Democrats Are On Track To Lose Pennsylvania — Again

In 1932, Franklin D. Roosevelt and other Democrats swept into power in a landslide largely because they championed working class issues. Yet in 2016, fortunes weren’t so good for Roosevelt’s party, as Republican Donald Trump won a historically high number of working-class and pro-labor voters, propelling him to the presidency.

I saw this shift on the ground here in Pennsylvania, a state which hadn’t voted Republican in decades, yet went for Mr. Trump in 2016.

Lackawanna County (where I serve as president of Scranton City Council) is a good case study in what happened.  President Obama won it with more than 63 percent in 2012, yet Hillary Clinton got barely 50 percent. The reason? Donald Trump focused on the issues that matter to this community, such as the loss of manufacturing jobs. Many people felt ignored by Mrs.
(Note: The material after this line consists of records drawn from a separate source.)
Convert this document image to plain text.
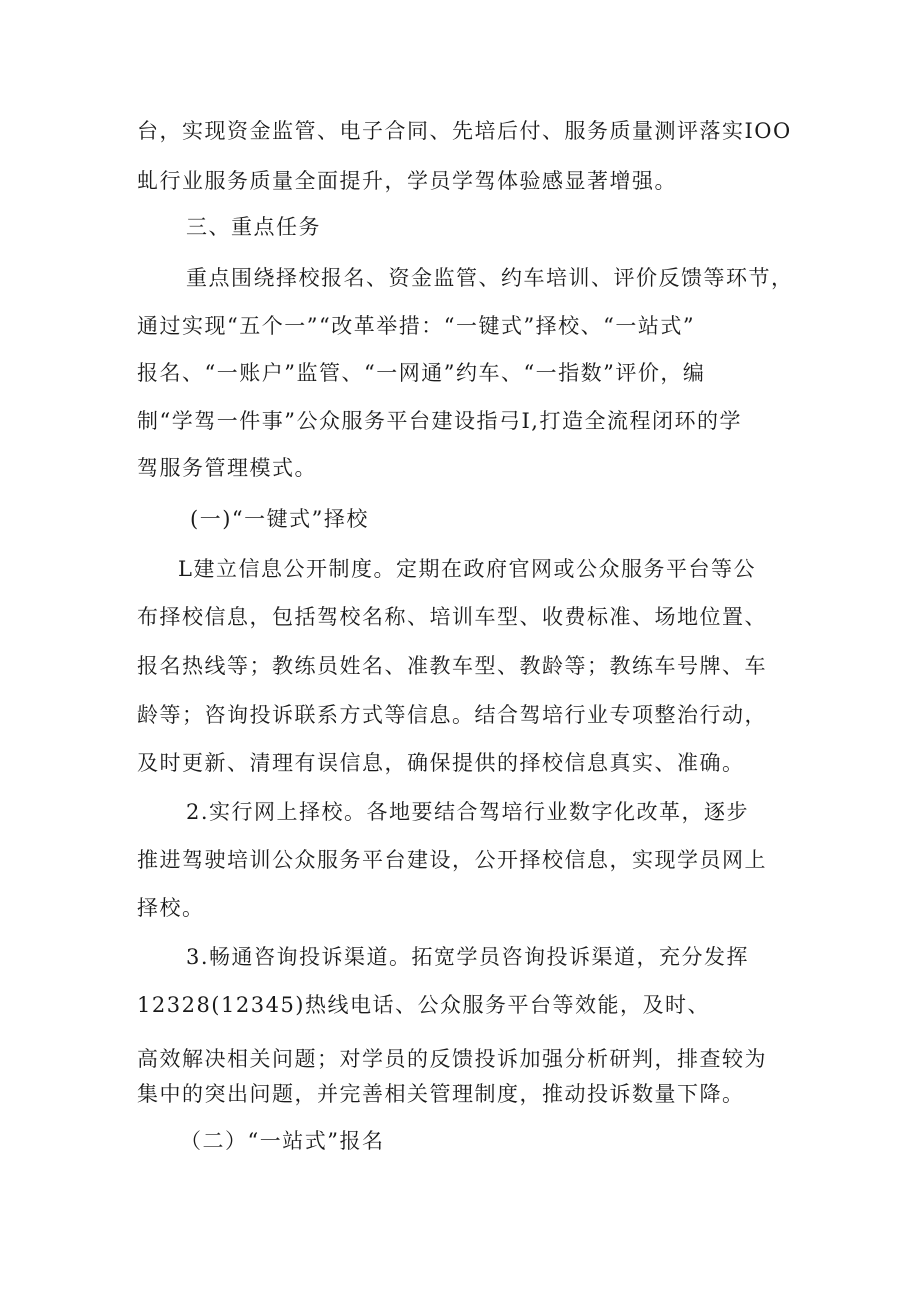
台，实现资金监管、电子合同、先培后付、服务质量测评落实IOO
虬行业服务质量全面提升，学员学驾体验感显著增强。
三、重点任务
重点围绕择校报名、资金监管、约车培训、评价反馈等环节，
通过实现“五个一”“改革举措：“一键式”择校、“一站式”
报名、“一账户”监管、“一网通”约车、“一指数”评价，编
制“学驾一件事”公众服务平台建设指弓I,打造全流程闭环的学
驾服务管理模式。
(一)“一键式”择校
L建立信息公开制度。定期在政府官网或公众服务平台等公
布择校信息，包括驾校名称、培训车型、收费标准、场地位置、
报名热线等；教练员姓名、准教车型、教龄等；教练车号牌、车
龄等；咨询投诉联系方式等信息。结合驾培行业专项整治行动，
及时更新、清理有误信息，确保提供的择校信息真实、准确。
2.实行网上择校。各地要结合驾培行业数字化改革，逐步
推进驾驶培训公众服务平台建设，公开择校信息，实现学员网上
择校。
3.畅通咨询投诉渠道。拓宽学员咨询投诉渠道，充分发挥
12328(12345)热线电话、公众服务平台等效能，及时、
高效解决相关问题；对学员的反馈投诉加强分析研判，排查较为
集中的突出问题，并完善相关管理制度，推动投诉数量下降。
（二）“一站式”报名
Clinton – including me, a Democrat that voted for Donald Trump.

For Democrats to win over voters like me, they need to return to their roots and, as many top labor unions are urging, restore the party’s focus to kitchen table economics and the key issues that affect so many working-class Americans.

So far, many of the 2020 presidential candidates seem to be at least attempting to acknowledge this. However, we must always be vigilant that we do not lose sight of the working women and men we seek to represent.